E=MC^2 is the mass-energy equivalent, a quite different beast:
In physics, mass–energy equivalence is the concept that the mass of an object or system is a measure of its energy content. For instance, adding 25 kilowatt-hours (90 megajoules) of any form(s) of energy to any object increases its mass by 1 microgram.
A physical system has a property called energy and a corresponding property called mass; the two properties are equivalent in that they are always both present in the same (i.e. constant) proportion to one another. Mass–energy equivalence arose originally from special relativity, as developed by Albert Einstein, who proposed this equivalence in 1905 in one of his Annus Mirabilis papers entitled "Does the inertia of an object depend upon its energy content?"[1] The equivalence is described by the famous equation:
E = mc^2 \,\!
where E is energy, m is mass, and c is the speed of light. Thus, this mass–energy relation states that the universal proportionality factor between equivalent amounts of energy and mass is equal to the speed of light squared. This also serves to convert units of mass to units of energy, no matter what system of measurement units is used.
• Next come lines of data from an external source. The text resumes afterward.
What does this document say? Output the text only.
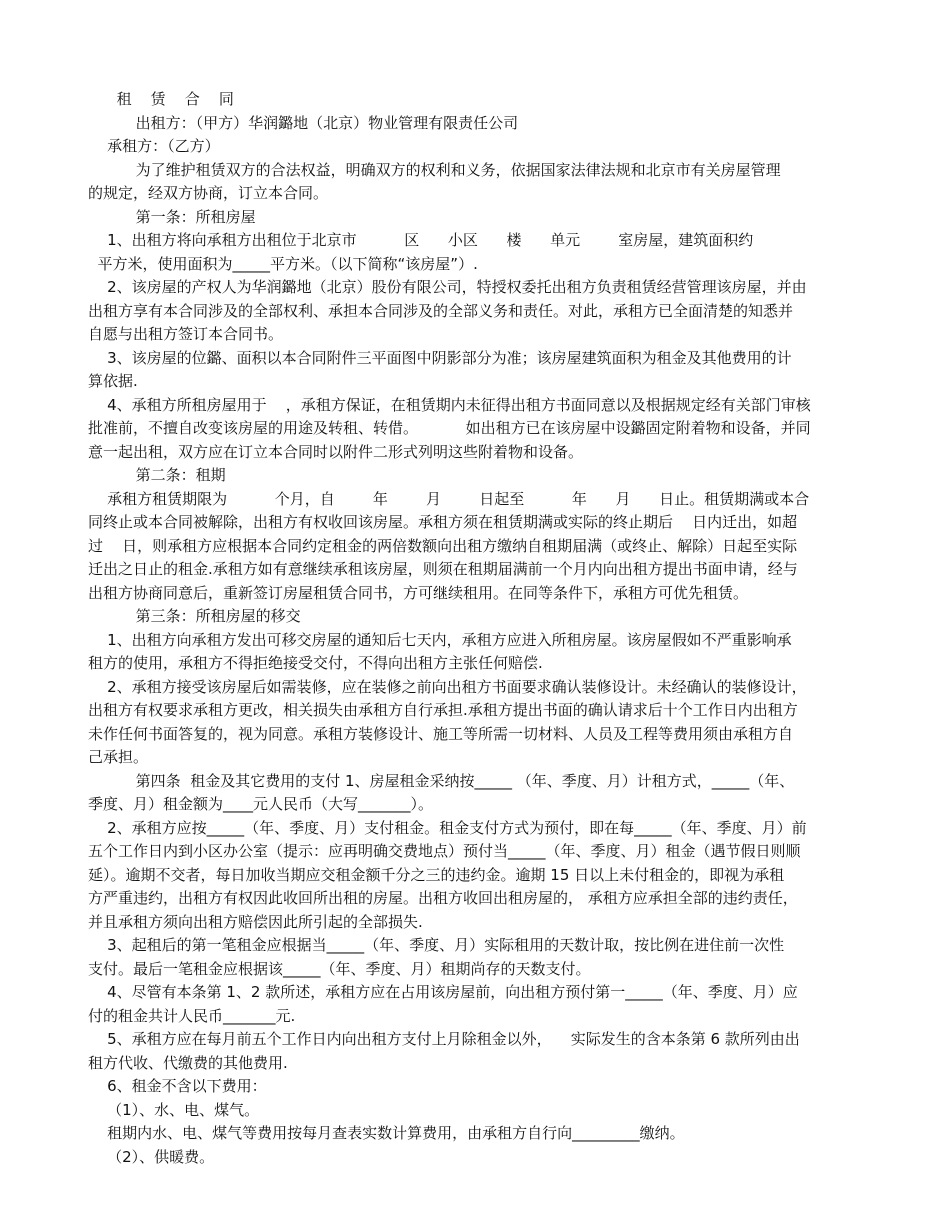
租    赁    合    同
出租方：（甲方）华润鏴地（北京）物业管理有限责任公司
承租方：（乙方）
为了维护租赁双方的合法权益，明确双方的权利和义务，依据国家法律法规和北京市有关房屋管理
的规定，经双方协商，订立本合同。
第一条：所租房屋
1、出租方将向承租方出租位于北京市          区      小区      楼      单元        室房屋，建筑面积约
平方米，使用面积为_____平方米。（以下简称“该房屋”）.
2、该房屋的产权人为华润鏴地（北京）股份有限公司，特授权委托出租方负责租赁经营管理该房屋，并由
出租方享有本合同涉及的全部权利、承担本合同涉及的全部义务和责任。对此，承租方已全面清楚的知悉并
自愿与出租方签订本合同书。
3、该房屋的位鏴、面积以本合同附件三平面图中阴影部分为准；该房屋建筑面积为租金及其他费用的计
算依据.
4、承租方所租房屋用于    ，承租方保证，在租赁期内未征得出租方书面同意以及根据规定经有关部门审核
批准前，不擅自改变该房屋的用途及转租、转借。          如出租方已在该房屋中设鏴固定附着物和设备，并同
意一起出租，双方应在订立本合同时以附件二形式列明这些附着物和设备。
第二条：租期
承租方租赁期限为          个月，自        年        月        日起至          年      月      日止。租赁期满或本合
同终止或本合同被解除，出租方有权收回该房屋。承租方须在租赁期满或实际的终止期后    日内迁出，如超
过    日，则承租方应根据本合同约定租金的两倍数额向出租方缴纳自租期届满（或终止、解除）日起至实际
迁出之日止的租金.承租方如有意继续承租该房屋，则须在租期届满前一个月内向出租方提出书面申请，经与
出租方协商同意后，重新签订房屋租赁合同书，方可继续租用。在同等条件下，承租方可优先租赁。
第三条：所租房屋的移交
1、出租方向承租方发出可移交房屋的通知后七天内，承租方应进入所租房屋。该房屋假如不严重影响承
租方的使用，承租方不得拒绝接受交付，不得向出租方主张任何赔偿.
2、承租方接受该房屋后如需装修，应在装修之前向出租方书面要求确认装修设计。未经确认的装修设计，
出租方有权要求承租方更改，相关损失由承租方自行承担.承租方提出书面的确认请求后十个工作日内出租方
未作任何书面答复的，视为同意。承租方装修设计、施工等所需一切材料、人员及工程等费用须由承租方自
己承担。
第四条  租金及其它费用的支付 1、房屋租金采纳按_____ （年、季度、月）计租方式，_____（年、
季度、月）租金额为____元人民币（大写_______）。
2、承租方应按_____（年、季度、月）支付租金。租金支付方式为预付，即在每_____（年、季度、月）前
五个工作日内到小区办公室（提示：应再明确交费地点）预付当_____（年、季度、月）租金（遇节假日则顺
延）。逾期不交者，每日加收当期应交租金额千分之三的违约金。逾期 15 日以上未付租金的，即视为承租
方严重违约，出租方有权因此收回所出租的房屋。出租方收回出租房屋的， 承租方应承担全部的违约责任，
并且承租方须向出租方赔偿因此所引起的全部损失.
3、起租后的第一笔租金应根据当_____（年、季度、月）实际租用的天数计取，按比例在进住前一次性
支付。最后一笔租金应根据该_____（年、季度、月）租期尚存的天数支付。
4、尽管有本条第 1、2 款所述，承租方应在占用该房屋前，向出租方预付第一_____（年、季度、月）应
付的租金共计人民币_______元.
5、承租方应在每月前五个工作日内向出租方支付上月除租金以外，    实际发生的含本条第 6 款所列由出
租方代收、代缴费的其他费用.
6、租金不含以下费用：
（1）、水、电、煤气。
租期内水、电、煤气等费用按每月查表实数计算费用，由承租方自行向_________缴纳。
（2）、供暖费。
In conclusion, you are dumb and don't know what you're talking about. But that's no news, business as usual for teenaged Russian "patriots".
 
Once upon a time most people decided that The Law of the Jungle sucks, but now it is gaining poularity again as a bold new concept. So we need treasure, piles and piles of real treasure which can be sat upon.
 
InfernoOfAbyss 说:
You're familiar with the law of conservation of energy (E = MC ^ 2)? If yes, then I wonder how you imagine buying resources in exchange for paper, fair? And how long do you think the country selling their natural resources in exchange for paper, it will endure?

The point of export is to import in return. Whether a country sits on a pile of dollars or gold is irrelevant in the big picture. It's the same mercantilist nonsense.